I recently came across a torrent that seems to be an archive of Reddit. It got me thinking if it would be possible to make it locally browsable. However, I also considered the possibility that someone might have already addressed this by creating a public Lemmy instance, enabling the content to be accessible from any federated instance.
Honestly it upsets me enough when I see people or bots mirroring new Reddit posts to fedi without the original author’s permission. A full archive - whether in the form of a torrent or a fedi instance - also makes me feel icky.
I know it’s not possible and it’s entirely against reddit’s interests, but I wish there were a way for subreddits or people or posts to be marked somehow as not for copying or use elsewhere.
It has always weirded me out when I found /r/relationships posts copy-pasted to like BuzzFeed knock-off sites. Then yesterday I saw and blocked a Lemmy bot mirroring like a dozen reddit subs (including gonewild) to its instance.
It may be fine, good, and useful to archive like how-to content or technical support questions and stuff like that as there is a clear utility there. But seeing the more personal stuff that people might not want to see copied around or searchable makes me feel bad.
Yes, yes I know it’s the internet and these people should know better and if they really want to opt out they should submit a request to the wayback machine and set a robotstxt plus there’s no way to stop it and we really really need all of this valuable information preserved for historical purposes and as we all know information wants to be free and you can’t stop the signal. And all the myriad excuses that the less well behaved digital preservationists will lean on.

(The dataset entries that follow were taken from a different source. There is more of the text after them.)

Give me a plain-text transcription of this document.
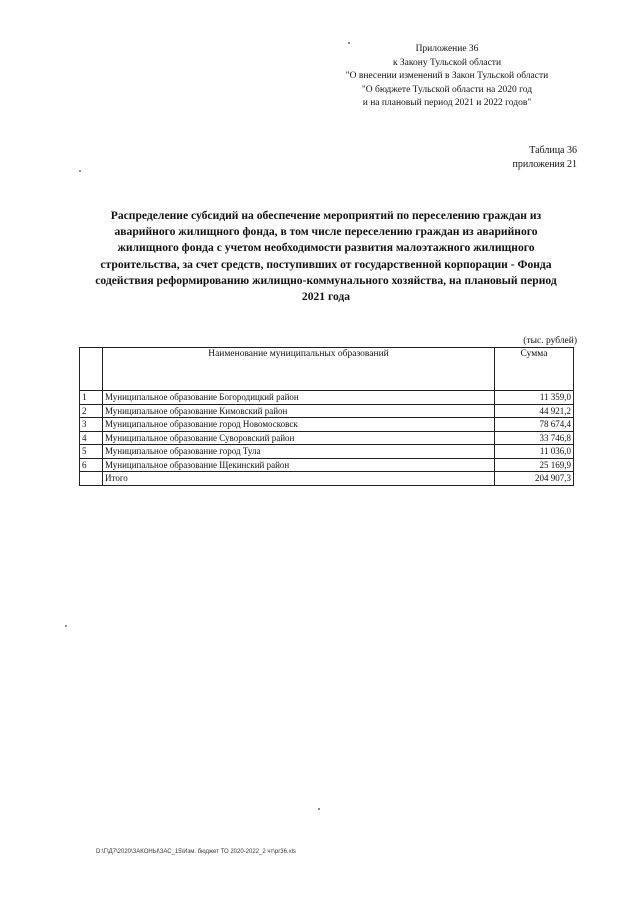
Приложение 36
к Закону Тульской области
"О внесении изменений в Закон Тульской области
"О бюджете Тульской области на 2020 год
и на плановый период 2021 и 2022 годов"
Таблица 36
приложения 21
Распределение субсидий на обеспечение мероприятий по переселению граждан из аварийного жилищного фонда, в том числе переселению граждан из аварийного жилищного фонда с учетом необходимости развития малоэтажного жилищного строительства, за счет средств, поступивших от государственной корпорации - Фонда содействия реформированию жилищно-коммунального хозяйства, на плановый период 2021 года
(тыс. рублей)
	Наименование муниципальных образований	Сумма
1	Муниципальное образование Богородицкий район	11 359,0
2	Муниципальное образование Кимовский район	44 921,2
3	Муниципальное образование город Новомосковск	78 674,4
4	Муниципальное образование Суворовский район	33 746,8
5	Муниципальное образование город Тула	11 036,0
6	Муниципальное образование Щекинский район	25 169,9
	Итого	204 907,3
D:\Г\Д7\2020\ЗАКОНЫ\ЗАС_15\Изм. бюджет ТО 2020-2022_2 чт\pr36.xls
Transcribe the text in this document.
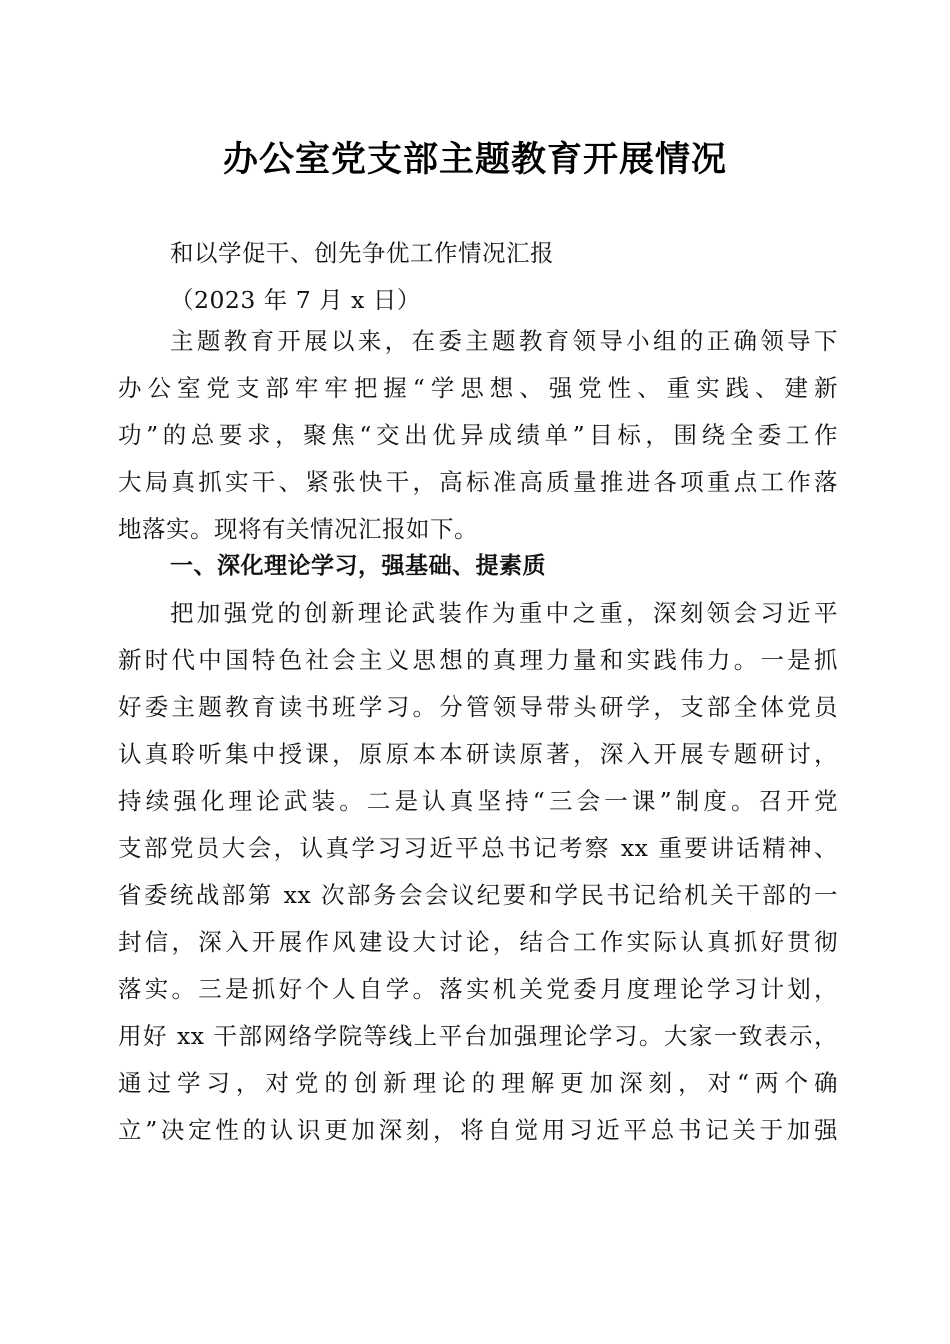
办公室党支部主题教育开展情况
和以学促干、创先争优工作情况汇报
（2023 年 7 月 x 日）
主题教育开展以来，在委主题教育领导小组的正确领导下
办公室党支部牢牢把握“学思想、强党性、重实践、建新
功”的总要求，聚焦“交出优异成绩单”目标，围绕全委工作
大局真抓实干、紧张快干，高标准高质量推进各项重点工作落
地落实。现将有关情况汇报如下。
一、深化理论学习，强基础、提素质
把加强党的创新理论武装作为重中之重，深刻领会习近平
新时代中国特色社会主义思想的真理力量和实践伟力。一是抓
好委主题教育读书班学习。分管领导带头研学，支部全体党员
认真聆听集中授课，原原本本研读原著，深入开展专题研讨，
持续强化理论武装。二是认真坚持“三会一课”制度。召开党
支部党员大会，认真学习习近平总书记考察 xx 重要讲话精神、
省委统战部第 xx 次部务会会议纪要和学民书记给机关干部的一
封信，深入开展作风建设大讨论，结合工作实际认真抓好贯彻
落实。三是抓好个人自学。落实机关党委月度理论学习计划，
用好 xx 干部网络学院等线上平台加强理论学习。大家一致表示，
通过学习，对党的创新理论的理解更加深刻，对“两个确
立”决定性的认识更加深刻，将自觉用习近平总书记关于加强
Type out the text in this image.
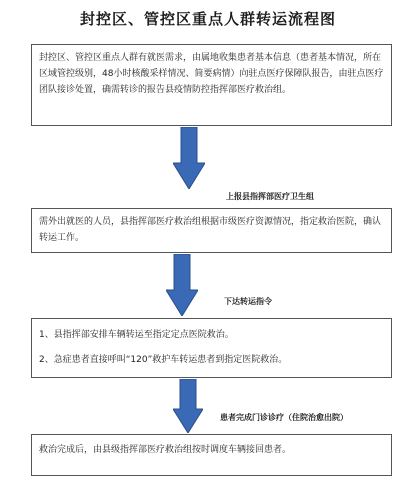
封控区、管控区重点人群转运流程图

封控区、管控区重点人群有就医需求，由属地收集患者基本信息（患者基本情况，所在区域管控级别，48小时核酸采样情况、简要病情）向驻点医疗保障队报告，由驻点医疗团队接诊处置，确需转诊的报告县疫情防控指挥部医疗救治组。

上报县指挥部医疗卫生组

需外出就医的人员，县指挥部医疗救治组根据市级医疗资源情况，指定救治医院，确认转运工作。

下达转运指令

1、县指挥部安排车辆转运至指定定点医院救治。

2、急症患者直接呼叫“120”救护车转运患者到指定医院救治。

患者完成门诊诊疗（住院治愈出院）

救治完成后，由县级指挥部医疗救治组按时调度车辆接回患者。
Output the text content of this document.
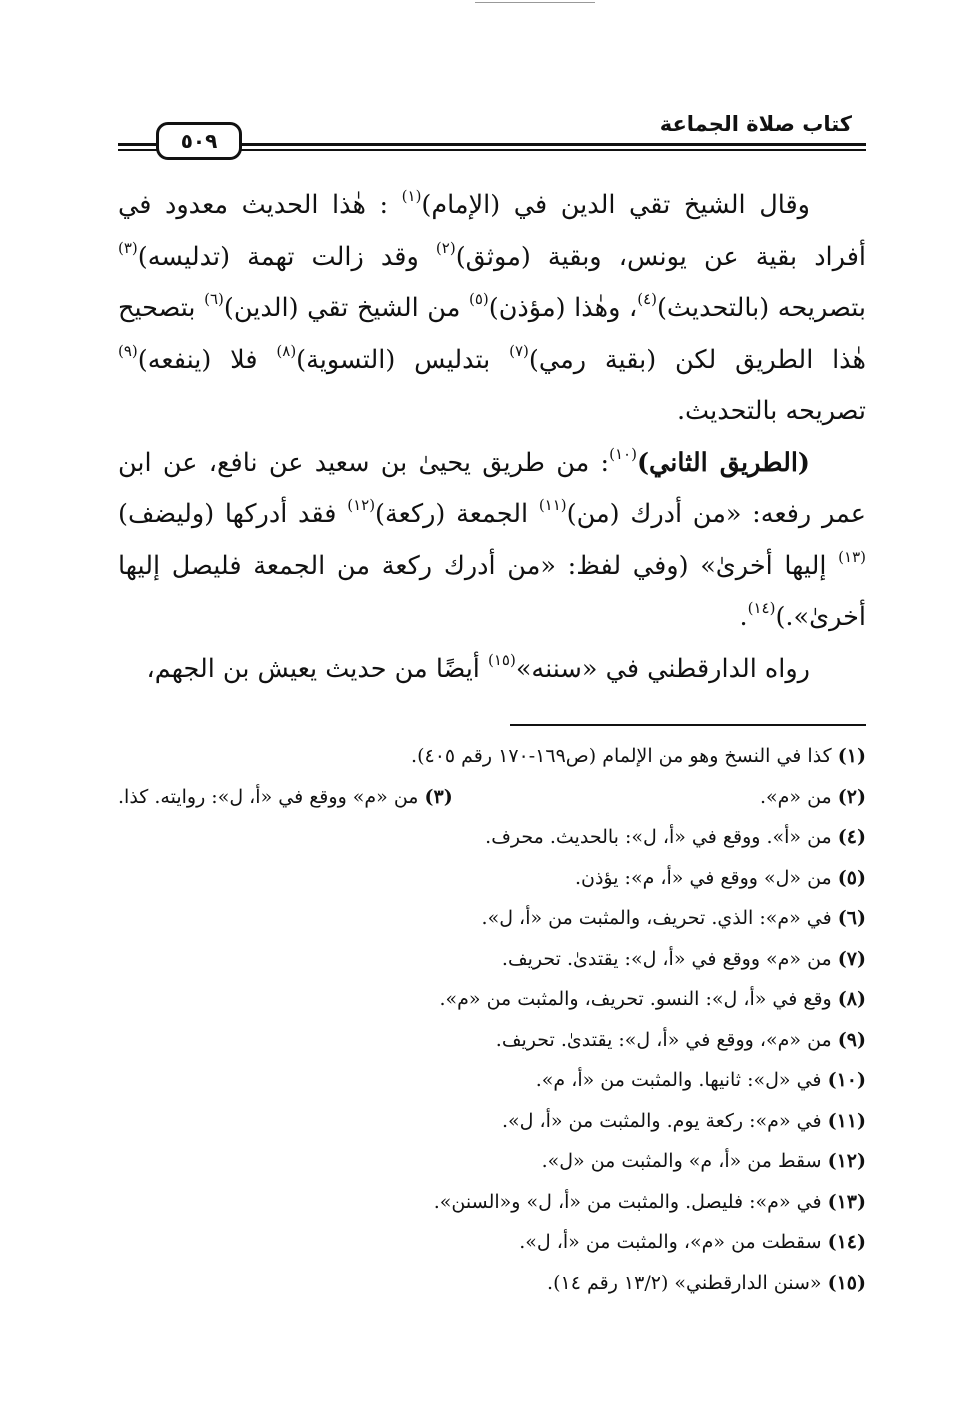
كتاب صلاة الجماعة
٥٠٩

وقال الشيخ تقي الدين في (الإمام)$^{(١)}$ : هٰذا الحديث معدود في أفراد بقية عن يونس، وبقية (موثق)$^{(٢)}$ وقد زالت تهمة (تدليسه)$^{(٣)}$ بتصريحه (بالتحديث)$^{(٤)}$، وهٰذا (مؤذن)$^{(٥)}$ من الشيخ تقي (الدين)$^{(٦)}$ بتصحيح هٰذا الطريق لكن (بقية رمي)$^{(٧)}$ بتدليس (التسوية)$^{(٨)}$ فلا (ينفعه)$^{(٩)}$ تصريحه بالتحديث.

(الطريق الثاني)$^{(١٠)}$: من طريق يحيىٰ بن سعيد عن نافع، عن ابن عمر رفعه: «من أدرك (من)$^{(١١)}$ الجمعة (ركعة)$^{(١٢)}$ فقد أدركها (وليضف)$^{(١٣)}$ إليها أخرىٰ» (وفي لفظ: «من أدرك ركعة من الجمعة فليصل إليها أخرىٰ».)$^{(١٤)}$.

رواه الدارقطني في «سننه»$^{(١٥)}$ أيضًا من حديث يعيش بن الجهم،

(١) كذا في النسخ وهو من الإلمام (ص١٦٩-١٧٠ رقم ٤٠٥).
(٢) من «م».
(٣) من «م» ووقع في «أ، ل»: روايته. كذا.
(٤) من «أ». ووقع في «أ، ل»: بالحديث. محرف.
(٥) من «ل» ووقع في «أ، م»: يؤذن.
(٦) في «م»: الذي. تحريف، والمثبت من «أ، ل».
(٧) من «م» ووقع في «أ، ل»: يقتدىٰ. تحريف.
(٨) وقع في «أ، ل»: النسو. تحريف، والمثبت من «م».
(٩) من «م»، ووقع في «أ، ل»: يقتدىٰ. تحريف.
(١٠) في «ل»: ثانيها. والمثبت من «أ، م».
(١١) في «م»: ركعة يوم. والمثبت من «أ، ل».
(١٢) سقط من «أ، م» والمثبت من «ل».
(١٣) في «م»: فليصل. والمثبت من «أ، ل» و«السنن».
(١٤) سقطت من «م»، والمثبت من «أ، ل».
(١٥) «سنن الدارقطني» (١٣/٢ رقم ١٤).
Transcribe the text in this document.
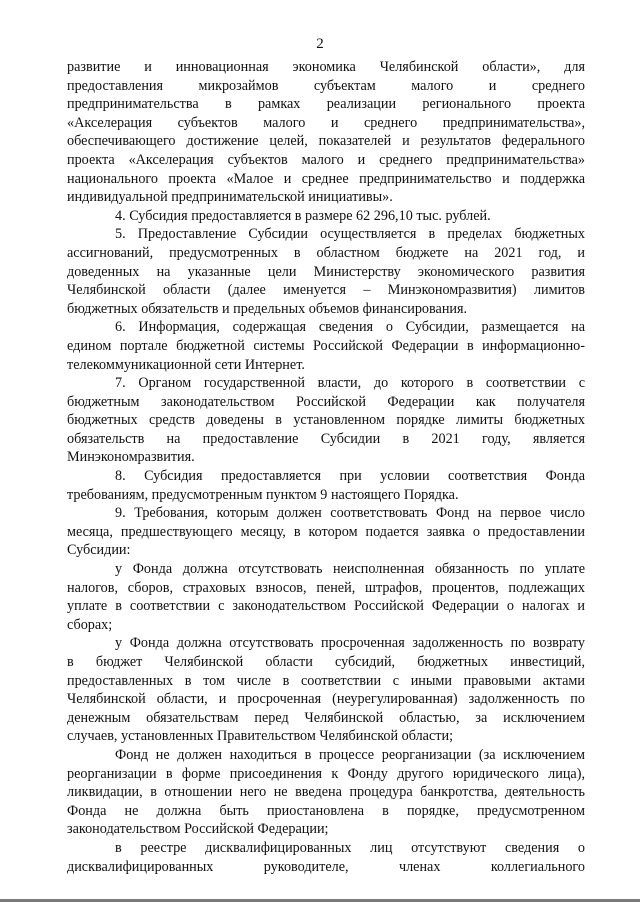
2
развитие и инновационная экономика Челябинской области», для
предоставления микрозаймов субъектам малого и среднего
предпринимательства в рамках реализации регионального проекта
«Акселерация субъектов малого и среднего предпринимательства»,
обеспечивающего достижение целей, показателей и результатов федерального
проекта «Акселерация субъектов малого и среднего предпринимательства»
национального проекта «Малое и среднее предпринимательство и поддержка
индивидуальной предпринимательской инициативы».
4. Субсидия предоставляется в размере 62 296,10 тыс. рублей.
5. Предоставление Субсидии осуществляется в пределах бюджетных
ассигнований, предусмотренных в областном бюджете на 2021 год, и
доведенных на указанные цели Министерству экономического развития
Челябинской области (далее именуется – Минэкономразвития) лимитов
бюджетных обязательств и предельных объемов финансирования.
6. Информация, содержащая сведения о Субсидии, размещается на
едином портале бюджетной системы Российской Федерации в информационно-
телекоммуникационной сети Интернет.
7. Органом государственной власти, до которого в соответствии с
бюджетным законодательством Российской Федерации как получателя
бюджетных средств доведены в установленном порядке лимиты бюджетных
обязательств на предоставление Субсидии в 2021 году, является
Минэкономразвития.
8. Субсидия предоставляется при условии соответствия Фонда
требованиям, предусмотренным пунктом 9 настоящего Порядка.
9. Требования, которым должен соответствовать Фонд на первое число
месяца, предшествующего месяцу, в котором подается заявка о предоставлении
Субсидии:
у Фонда должна отсутствовать неисполненная обязанность по уплате
налогов, сборов, страховых взносов, пеней, штрафов, процентов, подлежащих
уплате в соответствии с законодательством Российской Федерации о налогах и
сборах;
у Фонда должна отсутствовать просроченная задолженность по возврату
в бюджет Челябинской области субсидий, бюджетных инвестиций,
предоставленных в том числе в соответствии с иными правовыми актами
Челябинской области, и просроченная (неурегулированная) задолженность по
денежным обязательствам перед Челябинской областью, за исключением
случаев, установленных Правительством Челябинской области;
Фонд не должен находиться в процессе реорганизации (за исключением
реорганизации в форме присоединения к Фонду другого юридического лица),
ликвидации, в отношении него не введена процедура банкротства, деятельность
Фонда не должна быть приостановлена в порядке, предусмотренном
законодательством Российской Федерации;
в реестре дисквалифицированных лиц отсутствуют сведения о
дисквалифицированных руководителе, членах коллегиального
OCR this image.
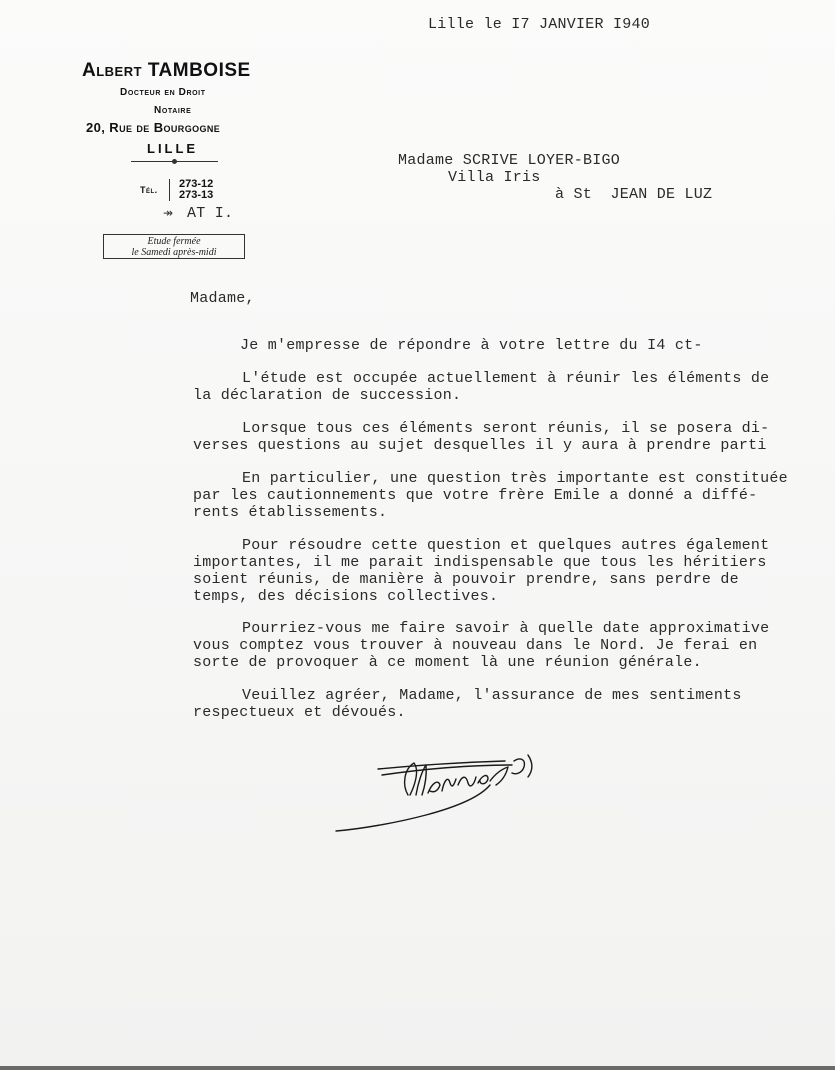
Lille le I7 JANVIER I940
Albert TAMBOISE
Docteur en Droit
Notaire
20, Rue de Bourgogne
LILLE
Tél. 273-12
273-13
↠ AT I.
Etude fermée
le Samedi après-midi
Madame SCRIVE LOYER-BIGO
Villa Iris
à St  JEAN DE LUZ
Madame,
Je m'empresse de répondre à votre lettre du I4 ct-
L'étude est occupée actuellement à réunir les éléments de
la déclaration de succession.
Lorsque tous ces éléments seront réunis, il se posera di-
verses questions au sujet desquelles il y aura à prendre parti
En particulier, une question très importante est constituée
par les cautionnements que votre frère Emile a donné a diffé-
rents établissements.
Pour résoudre cette question et quelques autres également
importantes, il me parait indispensable que tous les héritiers
soient réunis, de manière à pouvoir prendre, sans perdre de
temps, des décisions collectives.
Pourriez-vous me faire savoir à quelle date approximative
vous comptez vous trouver à nouveau dans le Nord. Je ferai en
sorte de provoquer à ce moment là une réunion générale.
Veuillez agréer, Madame, l'assurance de mes sentiments
respectueux et dévoués.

But at some point and in a lot of circumstances you’re copying people’s personal information and using it in ways they didn’t intend on when they posted it. I don’t know your personal opinion on the reports of reddit admins undeleting posts people have been deleting before they delete their accounts, but people who are upset about that should consider that “preserving” reddit data also takes away peoples’ agency over their data and their right to be forgotten in much the same way.
Are you a reddit employee?